To answer the above question, let us start again in the right manner. We introduce the space $W=\Bbb Q^9$, where all the given vectors are living in, associate the subspace generated by the given vectors, and ask for a basis, and if v9
is also in there.
W = VectorSpace(QQ, 9)
V = W.subspace([
W([1, 0, 2, 2, 0, 4, 4, 0, 10])
, W([0, 1, 1, 3, 3, 2, 3, 2, 5])
, W([1, 2, 4, 8, 6, 8, 10, 4, 20])
, W([1, 2, 0, 4, 10, 0, 6, 20, 0])
, W([0, 1, 3, 3, 5, 10, 9, 10, 11])
, W([1, 4, 6, 10, 20, 20, 24, 40, 22])
, W([1, -1, 1, -1, -3, 2, 1, -2, 5])
, W([0, 1, -2, 1, -2, 0, 4, 0, 4]) ])
v9 = W([0, 0, -2, 0, 4, -2, 12, 8, -18])
v9 in V
And we obtain the information:
sage: v9 in V
False
Well, in this case... we could also have the decision searching for it in the first approach...
M = matrix(QQ, [v1, v2, v3, v4, v5, v6, v7, v8])
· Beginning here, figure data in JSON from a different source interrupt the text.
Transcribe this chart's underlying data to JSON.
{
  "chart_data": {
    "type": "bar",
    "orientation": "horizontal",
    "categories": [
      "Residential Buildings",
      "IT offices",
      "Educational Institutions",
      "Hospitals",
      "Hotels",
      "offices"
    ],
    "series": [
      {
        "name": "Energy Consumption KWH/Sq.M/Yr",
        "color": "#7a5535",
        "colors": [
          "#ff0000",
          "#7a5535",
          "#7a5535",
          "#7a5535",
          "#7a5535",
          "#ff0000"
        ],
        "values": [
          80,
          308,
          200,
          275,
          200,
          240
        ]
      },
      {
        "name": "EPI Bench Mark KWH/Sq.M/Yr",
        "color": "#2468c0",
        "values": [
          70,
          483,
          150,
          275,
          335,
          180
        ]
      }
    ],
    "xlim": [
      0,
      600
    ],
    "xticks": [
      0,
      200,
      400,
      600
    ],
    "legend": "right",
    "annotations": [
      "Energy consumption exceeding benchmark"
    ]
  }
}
N = matrix(QQ, [v1, v2, v3, v4, v5, v6, v7, v8, v9])
And we ask for the ranks:
sage: M.rank()
5
sage: N.rank()
6
So adding v9
the space gets a higher rank, no chance to linearly write v9
in terms of the other vectors...
This is maybe a good point to rethink your strategy of using computer algebra systems like sage. Always do the job in the mathematical world, then if this world needs the computational support, then ask questions one by one, is the last vector in the right space, how can one test this, if it is there, how to get in the special case a linear combination... You do not provide any information on the problem (source, level, country where it was stated, kind of examination of exercise book...) - this make every answer a (typing) pain. Please always give all you have, all you tried, all your thoughts. This makes answering the question or giving the one-line-hint much much easier.